“¡Los reptiles fósiles las prefieren rubias!”. Es un posible titular que discuten Li y Abel en una novela del checo Karel Capek. Guerra con las salamandras es una obra distópica publicada en 1936 en la que se describe una sociedad que descubre y cría salamandras gigantes que acaban pudiendo hacerse dueñas del mundo. No lo conseguirán, pero la humanidad ya no se sabe cómo podrá evolucionar. Quiso verse en esa obra una metáfora de la nueva esclavitud que crean los sistemas totalitarios de uno u otro signo.

Con la educación de las salamandras surge el problema del idioma. “Las salamandras criadas por el mercado de Singapur hablaban inglés básico, ese inglés científicamente simplificado que se arregla con un par de cientos de frases, prescindiendo de la gramática; y así la gente empezó a llamar este inglés reformado el inglés-salamandra”. El lector no puede dejar de pensar en el essential english, también denominado coloquialmente atlantic english, ese inglés pobre con el que se llevan a cabo la mayor parte de los negocios internacionales y que está empobreciendo, según explican los académicos británicos, el propio idioma, limitando el léxico y las fórmulas sintácticas. Un inglés que no pretende pertenecer a ningún sitio pues, precisamente, busca ser apátrida.
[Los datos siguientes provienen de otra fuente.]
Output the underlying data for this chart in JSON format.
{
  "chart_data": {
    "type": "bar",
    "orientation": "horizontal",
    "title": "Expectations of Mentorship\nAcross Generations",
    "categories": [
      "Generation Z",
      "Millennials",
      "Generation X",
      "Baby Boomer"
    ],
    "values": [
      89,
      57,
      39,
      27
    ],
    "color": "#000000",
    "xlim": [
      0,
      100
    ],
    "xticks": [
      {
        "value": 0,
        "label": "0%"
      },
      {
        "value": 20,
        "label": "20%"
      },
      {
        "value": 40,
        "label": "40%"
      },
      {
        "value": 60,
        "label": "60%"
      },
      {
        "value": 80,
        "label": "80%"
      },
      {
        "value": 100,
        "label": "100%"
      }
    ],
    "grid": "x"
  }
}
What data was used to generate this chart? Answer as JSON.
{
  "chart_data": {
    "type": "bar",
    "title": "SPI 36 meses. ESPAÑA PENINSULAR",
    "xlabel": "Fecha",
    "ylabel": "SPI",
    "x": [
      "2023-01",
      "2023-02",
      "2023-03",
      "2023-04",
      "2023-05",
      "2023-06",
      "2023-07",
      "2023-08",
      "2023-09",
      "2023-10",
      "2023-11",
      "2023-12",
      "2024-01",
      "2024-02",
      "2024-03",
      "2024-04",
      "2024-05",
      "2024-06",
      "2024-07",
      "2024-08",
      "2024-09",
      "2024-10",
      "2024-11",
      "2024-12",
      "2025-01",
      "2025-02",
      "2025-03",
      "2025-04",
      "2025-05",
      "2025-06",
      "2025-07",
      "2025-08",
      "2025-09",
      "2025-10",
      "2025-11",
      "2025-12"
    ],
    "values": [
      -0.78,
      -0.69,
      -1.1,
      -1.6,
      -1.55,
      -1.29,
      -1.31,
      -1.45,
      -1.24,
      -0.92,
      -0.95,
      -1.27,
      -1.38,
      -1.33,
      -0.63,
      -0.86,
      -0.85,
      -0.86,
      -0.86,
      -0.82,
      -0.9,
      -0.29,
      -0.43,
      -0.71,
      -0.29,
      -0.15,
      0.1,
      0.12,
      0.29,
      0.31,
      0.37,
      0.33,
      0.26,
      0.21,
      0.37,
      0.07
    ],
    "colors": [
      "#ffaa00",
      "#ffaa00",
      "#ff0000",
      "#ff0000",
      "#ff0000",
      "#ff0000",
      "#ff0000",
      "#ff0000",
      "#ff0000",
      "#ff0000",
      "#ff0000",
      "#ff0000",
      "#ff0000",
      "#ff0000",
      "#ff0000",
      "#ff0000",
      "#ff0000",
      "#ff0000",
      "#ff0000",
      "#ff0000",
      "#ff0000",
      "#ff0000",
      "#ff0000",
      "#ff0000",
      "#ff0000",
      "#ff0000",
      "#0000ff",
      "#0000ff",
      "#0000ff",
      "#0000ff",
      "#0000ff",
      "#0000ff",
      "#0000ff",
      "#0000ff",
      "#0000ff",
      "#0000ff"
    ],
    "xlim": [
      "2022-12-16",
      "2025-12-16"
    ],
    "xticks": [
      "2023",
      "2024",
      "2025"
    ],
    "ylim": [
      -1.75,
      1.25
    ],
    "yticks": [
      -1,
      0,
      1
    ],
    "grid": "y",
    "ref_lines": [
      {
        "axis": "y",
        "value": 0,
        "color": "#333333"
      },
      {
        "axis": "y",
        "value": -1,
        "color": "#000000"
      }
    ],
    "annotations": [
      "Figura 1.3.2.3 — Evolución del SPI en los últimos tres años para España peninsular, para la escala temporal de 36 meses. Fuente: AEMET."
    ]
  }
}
Cada estudiante de lenguas extranjeras sabe lo que busca, aquello que pretende.

En las escuelas elegantes, en cambio, “las salamandras se expresan en la lengua de Corneille, por supuesto no por motivos raciales, sino porque es parte de la educación superior”. No deja, pues, Kapec, de relacionar la lengua con la cultura y, especialmente, con la literatura.

Y es que el inglés no es el francés. El primer capítulo de Guerra y paz (1867), de Tolstoi, está escrito en su totalidad en francés. La sociedad aristocrática y burguesa rusa del siglo XIX usaba esa lengua corrientemente, vivía en su cultura. Con el inglés se vive, en cambio, en la economía.

Estudiar francés implica penetrar en su literatura, su historia y sus instituciones. No se trata tanto de aprender la lengua, sino de vivir en ella. La enseñanza del idioma lo muestra. Cualquiera de los libros que usemos para aprenderlo nos hará leer un poemita desde la primera lección. La lengua de referencia es la literaria. Las lecturas serán textos literarios adaptados o elegidos por su simplicidad. París y sus museos se recorren en las lecciones y el alumno descansa en los cafés, entra en el museo del Louvre, cruza el río Sena, sube la colina del Sacré-Coeur, se aproxima a la cinemateca. Francia no busca un nuevo hablante, sino un aliado.

El inglés ha asumido que es una lengua sin patria. A veces se hacen alusiones a Londres, pero el profesor es consciente de que el alumno tal vez prefiriera que le hablase del loop del metro de Chicago, o incluso de su mercado de granos, o de aquello que los antropólogos llaman los no-lugares: aeropuertos, hospitales, estaciones de autobuses. Si aprender el francés significa “estar”, aprender el inglés es siempre un “pasar”. El francés da estabilidad, el inglés, inquietud.

Estas diferencias no tienen por qué cuestionar ni la importancia, ni el valor  ni la utilidad de estos idiomas. Cada estudiante de lenguas extranjeras sabe lo que busca, aquello que pretende. Pero en la recuperación social —que no administrativa ni ministerial— de las Humanidades (el director de una empresa dedicada a la asesoría fiscal y de inversiones me decía que, al contratar economistas jóvenes, ya los buscaba que hubieran cursado también materias humanísticas), el aprendizaje del francés vuelve a crecer. No todo consiste en pasar por la oficina bancaria o tomar un avión.

¿Y, después, qué hacemos con el español?